Há mais de vinte anos, um amigo emprestou-me um livro do Jorge Amado que se chama Navegação de Cabotagem. Ali transcorrem uma sucessão de factos, episódios, relatos, histórias, pequenas e grandes, sem qualquer ordem cronológica ou de importância social, política, literária ou outra. O autor, com uma longa e diversificada vida, achou por bem fazer uma espécie de blog literário, com 600 páginas, ao sabor das suas memórias, onde vai juntando pequenas pedrinhas com as quais nós, interessados leitores, podemos ver mais claramente como foi sendo construído o castelo da vida do grande escrito baiano.
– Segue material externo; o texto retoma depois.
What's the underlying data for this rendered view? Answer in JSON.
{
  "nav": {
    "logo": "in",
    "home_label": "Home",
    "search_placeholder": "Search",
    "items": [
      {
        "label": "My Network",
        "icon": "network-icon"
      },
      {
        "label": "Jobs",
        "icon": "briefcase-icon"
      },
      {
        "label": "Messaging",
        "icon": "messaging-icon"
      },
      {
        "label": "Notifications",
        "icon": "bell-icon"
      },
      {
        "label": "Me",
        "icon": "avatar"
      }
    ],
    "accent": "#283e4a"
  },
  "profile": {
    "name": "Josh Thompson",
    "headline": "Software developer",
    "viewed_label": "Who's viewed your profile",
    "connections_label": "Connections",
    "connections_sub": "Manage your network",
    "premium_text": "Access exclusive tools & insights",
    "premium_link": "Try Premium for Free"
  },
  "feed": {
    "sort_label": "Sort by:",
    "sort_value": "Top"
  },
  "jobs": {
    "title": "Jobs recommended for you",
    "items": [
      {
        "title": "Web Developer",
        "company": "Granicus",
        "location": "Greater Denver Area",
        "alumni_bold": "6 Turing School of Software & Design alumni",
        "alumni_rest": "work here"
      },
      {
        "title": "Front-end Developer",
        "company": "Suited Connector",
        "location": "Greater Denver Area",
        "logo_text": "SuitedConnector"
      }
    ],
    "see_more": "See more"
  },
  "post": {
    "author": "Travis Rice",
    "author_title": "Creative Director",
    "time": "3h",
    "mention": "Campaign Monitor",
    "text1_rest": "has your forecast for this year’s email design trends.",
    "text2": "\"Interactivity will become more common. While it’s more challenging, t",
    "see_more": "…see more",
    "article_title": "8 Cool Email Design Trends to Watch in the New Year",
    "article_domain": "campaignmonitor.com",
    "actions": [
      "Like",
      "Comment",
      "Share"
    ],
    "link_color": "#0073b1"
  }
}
Este blog que aqui e agora inicio, em Junho de 2026, nas imediações da cidade de Setúbal, é uma espécie de humilde homenagem ao prolífico autor de Dona Flor e Seus Dois Maridos, Tenda dos Milagres, Tieta do Agreste, Gabriela, Cravo e Canela e Capitães da Areia, este último proibido em Portugal pela ditadura de Salazar, e o que o meu querido pai levou, escondido - entre outras obras proibidas de diversos autores - para Moçambique em 1953.
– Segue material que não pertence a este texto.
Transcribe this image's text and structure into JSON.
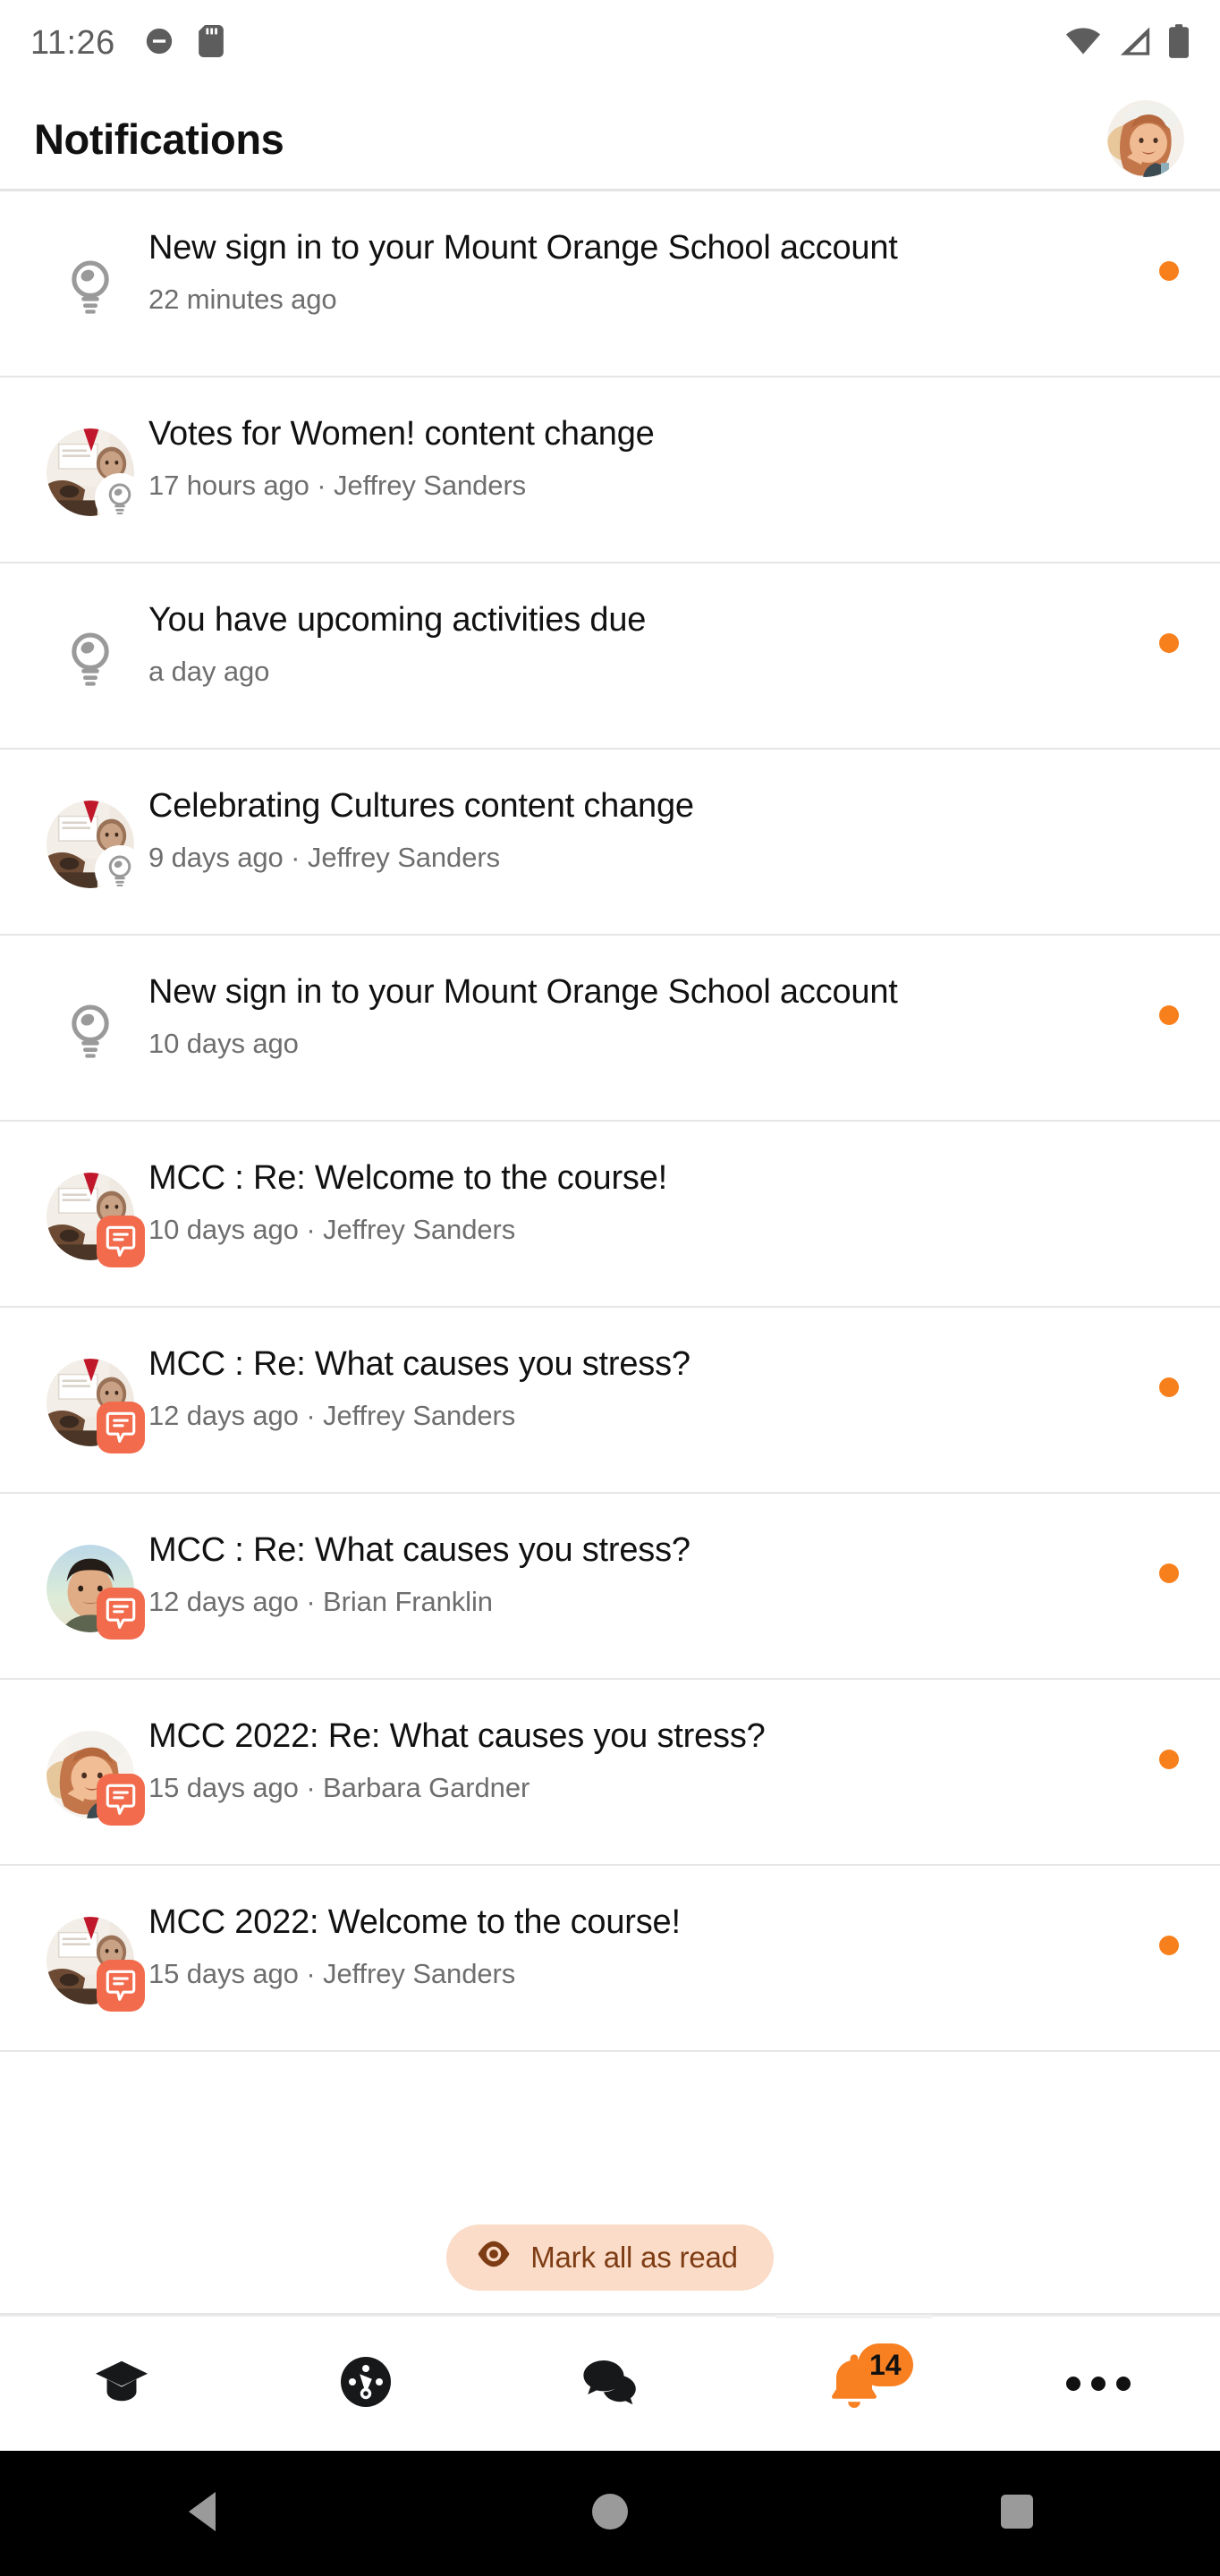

Este não é um blog para relatar acontecimentos. Os acontecimentos são apenas o ponto de partida. O que me interessa é explorar o eco que deixam dentro de mim, as memórias que despertam, as perguntas que levantam e as reflexões que provocam.

Escrevo porque gosto de observar o mundo com vagar, numa época em que a maioria das pessoas parece ter pressa de chegar a todo o lado.
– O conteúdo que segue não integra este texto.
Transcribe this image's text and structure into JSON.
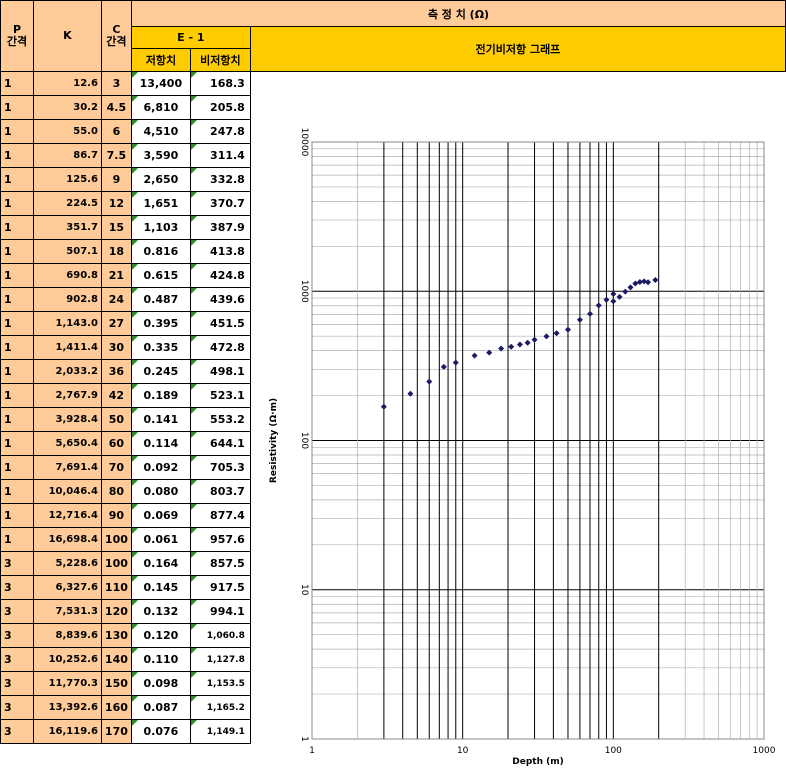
{
  "header": {
    "measure_title": "측 정 치 (Ω)",
    "p_label": "P\n간격",
    "k_label": "K",
    "c_label": "C\n간격",
    "e_label": "E - 1",
    "resist_label": "저항치",
    "app_resist_label": "비저항치",
    "graph_title": "전기비저항 그래프"
  },
  "rows": [
    {
      "p": "1",
      "k": "12.6",
      "c": "3",
      "r": "13,400",
      "a": "168.3"
    },
    {
      "p": "1",
      "k": "30.2",
      "c": "4.5",
      "r": "6,810",
      "a": "205.8"
    },
    {
      "p": "1",
      "k": "55.0",
      "c": "6",
      "r": "4,510",
      "a": "247.8"
    },
    {
      "p": "1",
      "k": "86.7",
      "c": "7.5",
      "r": "3,590",
      "a": "311.4"
    },
    {
      "p": "1",
      "k": "125.6",
      "c": "9",
      "r": "2,650",
      "a": "332.8"
    },
    {
      "p": "1",
      "k": "224.5",
      "c": "12",
      "r": "1,651",
      "a": "370.7"
    },
    {
      "p": "1",
      "k": "351.7",
      "c": "15",
      "r": "1,103",
      "a": "387.9"
    },
    {
      "p": "1",
      "k": "507.1",
      "c": "18",
      "r": "0.816",
      "a": "413.8"
    },
    {
      "p": "1",
      "k": "690.8",
      "c": "21",
      "r": "0.615",
      "a": "424.8"
    },
    {
      "p": "1",
      "k": "902.8",
      "c": "24",
      "r": "0.487",
      "a": "439.6"
    },
    {
      "p": "1",
      "k": "1,143.0",
      "c": "27",
      "r": "0.395",
      "a": "451.5"
    },
    {
      "p": "1",
      "k": "1,411.4",
      "c": "30",
      "r": "0.335",
      "a": "472.8"
    },
    {
      "p": "1",
      "k": "2,033.2",
      "c": "36",
      "r": "0.245",
      "a": "498.1"
    },
    {
      "p": "1",
      "k": "2,767.9",
      "c": "42",
      "r": "0.189",
      "a": "523.1"
    },
    {
      "p": "1",
      "k": "3,928.4",
      "c": "50",
      "r": "0.141",
      "a": "553.2"
    },
    {
      "p": "1",
      "k": "5,650.4",
      "c": "60",
      "r": "0.114",
      "a": "644.1"
    },
    {
      "p": "1",
      "k": "7,691.4",
      "c": "70",
      "r": "0.092",
      "a": "705.3"
    },
    {
      "p": "1",
      "k": "10,046.4",
      "c": "80",
      "r": "0.080",
      "a": "803.7"
    },
    {
      "p": "1",
      "k": "12,716.4",
      "c": "90",
      "r": "0.069",
      "a": "877.4"
    },
    {
      "p": "1",
      "k": "16,698.4",
      "c": "100",
      "r": "0.061",
      "a": "957.6"
    },
    {
      "p": "3",
      "k": "5,228.6",
      "c": "100",
      "r": "0.164",
      "a": "857.5"
    },
    {
      "p": "3",
      "k": "6,327.6",
      "c": "110",
      "r": "0.145",
      "a": "917.5"
    },
    {
      "p": "3",
      "k": "7,531.3",
      "c": "120",
      "r": "0.132",
      "a": "994.1"
    },
    {
      "p": "3",
      "k": "8,839.6",
      "c": "130",
      "r": "0.120",
      "a": "1,060.8"
    },
    {
      "p": "3",
      "k": "10,252.6",
      "c": "140",
      "r": "0.110",
      "a": "1,127.8"
    },
    {
      "p": "3",
      "k": "11,770.3",
      "c": "150",
      "r": "0.098",
      "a": "1,153.5"
    },
    {
      "p": "3",
      "k": "13,392.6",
      "c": "160",
      "r": "0.087",
      "a": "1,165.2"
    },
    {
      "p": "3",
      "k": "16,119.6",
      "c": "170",
      "r": "0.076",
      "a": "1,149.1"
    }
  ],
  "chart_data": {
    "type": "scatter",
    "xscale": "log",
    "yscale": "log",
    "xlim": [
      1,
      1000
    ],
    "ylim": [
      1,
      10000
    ],
    "xlabel": "Depth (m)",
    "ylabel": "Resistivity (Ω·m)",
    "xticks": [
      "1",
      "10",
      "100",
      "1000"
    ],
    "yticks": [
      "1",
      "10",
      "100",
      "1000",
      "10000"
    ],
    "grid": true,
    "marker_color": "#1a1a66",
    "x": [
      3,
      4.5,
      6,
      7.5,
      9,
      12,
      15,
      18,
      21,
      24,
      27,
      30,
      36,
      42,
      50,
      60,
      70,
      80,
      90,
      100,
      100,
      110,
      120,
      130,
      140,
      150,
      160,
      170,
      190
    ],
    "y": [
      168.3,
      205.8,
      247.8,
      311.4,
      332.8,
      370.7,
      387.9,
      413.8,
      424.8,
      439.6,
      451.5,
      472.8,
      498.1,
      523.1,
      553.2,
      644.1,
      705.3,
      803.7,
      877.4,
      957.6,
      857.5,
      917.5,
      994.1,
      1060.8,
      1127.8,
      1153.5,
      1165.2,
      1149.1,
      1190
    ]
  }
}
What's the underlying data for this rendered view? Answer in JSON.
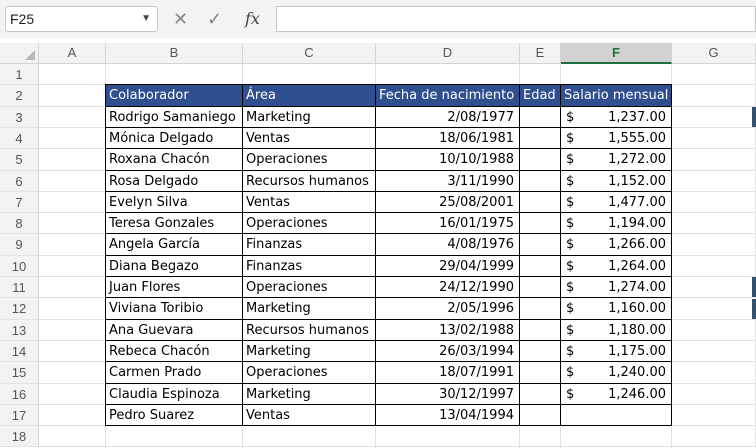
{
  "name_box": {
    "value": "F25"
  },
  "formula_bar": {
    "fx_label": "fx",
    "value": ""
  },
  "selected": {
    "column": "F"
  },
  "columns": [
    "A",
    "B",
    "C",
    "D",
    "E",
    "F",
    "G"
  ],
  "rows": [
    "1",
    "2",
    "3",
    "4",
    "5",
    "6",
    "7",
    "8",
    "9",
    "10",
    "11",
    "12",
    "13",
    "14",
    "15",
    "16",
    "17",
    "18"
  ],
  "table": {
    "headers": [
      "Colaborador",
      "Área",
      "Fecha de nacimiento",
      "Edad",
      "Salario mensual"
    ],
    "currency_symbol": "$",
    "rows": [
      {
        "name": "Rodrigo Samaniego",
        "area": "Marketing",
        "dob": "2/08/1977",
        "salary": "1,237.00"
      },
      {
        "name": "Mónica Delgado",
        "area": "Ventas",
        "dob": "18/06/1981",
        "salary": "1,555.00"
      },
      {
        "name": "Roxana Chacón",
        "area": "Operaciones",
        "dob": "10/10/1988",
        "salary": "1,272.00"
      },
      {
        "name": "Rosa Delgado",
        "area": "Recursos humanos",
        "dob": "3/11/1990",
        "salary": "1,152.00"
      },
      {
        "name": "Evelyn Silva",
        "area": "Ventas",
        "dob": "25/08/2001",
        "salary": "1,477.00"
      },
      {
        "name": "Teresa Gonzales",
        "area": "Operaciones",
        "dob": "16/01/1975",
        "salary": "1,194.00"
      },
      {
        "name": "Angela García",
        "area": "Finanzas",
        "dob": "4/08/1976",
        "salary": "1,266.00"
      },
      {
        "name": "Diana Begazo",
        "area": "Finanzas",
        "dob": "29/04/1999",
        "salary": "1,264.00"
      },
      {
        "name": "Juan Flores",
        "area": "Operaciones",
        "dob": "24/12/1990",
        "salary": "1,274.00"
      },
      {
        "name": "Viviana Toribio",
        "area": "Marketing",
        "dob": "2/05/1996",
        "salary": "1,160.00"
      },
      {
        "name": "Ana Guevara",
        "area": "Recursos humanos",
        "dob": "13/02/1988",
        "salary": "1,180.00"
      },
      {
        "name": "Rebeca Chacón",
        "area": "Marketing",
        "dob": "26/03/1994",
        "salary": "1,175.00"
      },
      {
        "name": "Carmen Prado",
        "area": "Operaciones",
        "dob": "18/07/1991",
        "salary": "1,240.00"
      },
      {
        "name": "Claudia Espinoza",
        "area": "Marketing",
        "dob": "30/12/1997",
        "salary": "1,246.00"
      },
      {
        "name": "Pedro Suarez",
        "area": "Ventas",
        "dob": "13/04/1994",
        "salary": ""
      }
    ]
  },
  "colors": {
    "header_fill": "#2f4f8f",
    "header_text": "#ffffff",
    "selected_col": "#1f6e43"
  }
}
E escrevo também por outra razão. Porque acredito que existem por aí outras pessoas que, tal como eu, continuam a sentir curiosidade pelas pequenas coisas, pelos caminhos secundários, pelas perguntas e pelas histórias humanas que raramente cabem nas manchetes.

Este texto fundacional não contém verdades acabadas, nem é nenhum manifesto ideológico. Apresento-o como uma direção, uma espécie de bússola, usando o magnetismo que aponta ao meu norte. E uma bússola não obriga ninguém a seguir um caminho exato, apenas indica o rumo geral.

Talvez nunca nos encontremos. Mas cada texto é uma forma de lançar um sinal, e de descobrir quem mais navega, devagar, por estas águas mansas.

Navegação de cabotagem: transporte marítimo ou fluvial, de mercadorias e/ou passageiros, entre portos de um mesmo país, sem perder a costa de vista.